Looking at mentions and users in a Twitter message

I was preparing for the recent OK Festival and discovered that the Weird Council was taking place; a conference on the awesome China Miéville. As you may guess, I am a bit of a fan. Unfortunately I was not aware that it had taken place so I watched it on Twitter.

Whilst on my travels, I got curious and decided to search for the #mieville2012 hash tag to see what had happened and how it might be used to explore how Twitter might be used to explore reactions to works. More that another day.

As one of the the things that I wanted to look at was the way that users mention each other and how it might be represented. Thinking in terms of letters, it shows a more interesting network; the connections and conversations between users. In the JSON object (as I requested JSON), I noticed the “to_user” key (represents the screenname), along with the “to_user_id” (represents the Twitter user id) and “to_user_id_screen” (represents the public name).

I decided to use this as a way of finding the sub-network (if we assume Twitter is a network). I quickly parsed the JSON and found the links and made a quick bar chart of how many times a screen name had been mentioned; the assumption being that those who are most mentioned are the loci of the network. As a quick start this was good and give me some data to work with.

However, whilst looking at some of the tweets being mentioned, I noticed something that did not make much sense. If the “to_user” keys are filled, then the tweet contains a user name. Great. There is a problem though. The “to_user” only contains one name. A tweet can have one or more names.

From the (non-exhaustive) reading that I’ve been doing, these appear to be being used in the statuses/mentions API call. I suspect that Twitter will have an internal way of calling these which is not exposed so that if a tweet has two names, it will be shown in the authenticated  user’s time line.

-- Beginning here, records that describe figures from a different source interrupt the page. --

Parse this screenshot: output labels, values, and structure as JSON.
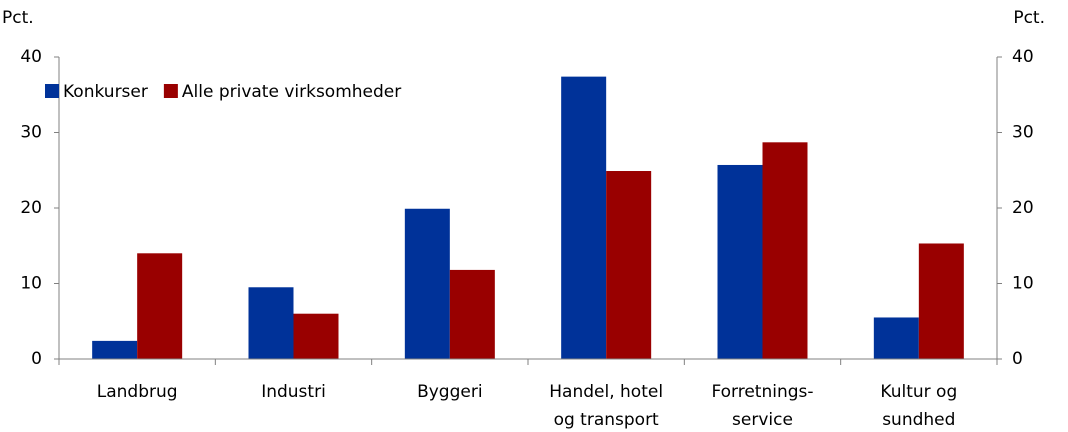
{
  "chart_data": {
    "type": "bar",
    "ylabel": "Pct.",
    "y2label": "Pct.",
    "categories": [
      [
        "Landbrug"
      ],
      [
        "Industri"
      ],
      [
        "Byggeri"
      ],
      [
        "Handel, hotel",
        "og transport"
      ],
      [
        "Forretnings-",
        "service"
      ],
      [
        "Kultur og",
        "sundhed"
      ]
    ],
    "series": [
      {
        "name": "Konkurser",
        "color": "#003299",
        "values": [
          2.4,
          9.5,
          19.9,
          37.4,
          25.7,
          5.5
        ]
      },
      {
        "name": "Alle private virksomheder",
        "color": "#990000",
        "values": [
          14,
          6,
          11.8,
          24.9,
          28.7,
          15.3
        ]
      }
    ],
    "ylim": [
      0,
      40
    ],
    "yticks": [
      0,
      10,
      20,
      30,
      40
    ],
    "y2lim": [
      0,
      40
    ],
    "y2ticks": [
      0,
      10,
      20,
      30,
      40
    ],
    "grid": false,
    "legend": "top-left"
  }
}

For the user to obtain the network, the tweets need to be parsed for the @<username> and extract those. Of course, the fact that a name is mentioned does not necessarily mean that a user knows that username or is a friend. That is a different set of questions but might be worth keeping in mind in machine reading some of Tweets; that any user name parsed from those fields should be checked.

So why look at this? Well I am interested in doing some sort of exploration into the Social Graph on letters in the nineteenth century and also delving into texts and how they might be mentioned in a social context which goes to how ideas can be spread.

Given that I was having some issues with connectivity at the time and could not get hold of some source material, I dug into Twitter. Also I am a screaming Miéville fan boy. I am not 100% sure how this will play out but I am having fun finding out. It could be different way of  looking at how texts have a social life.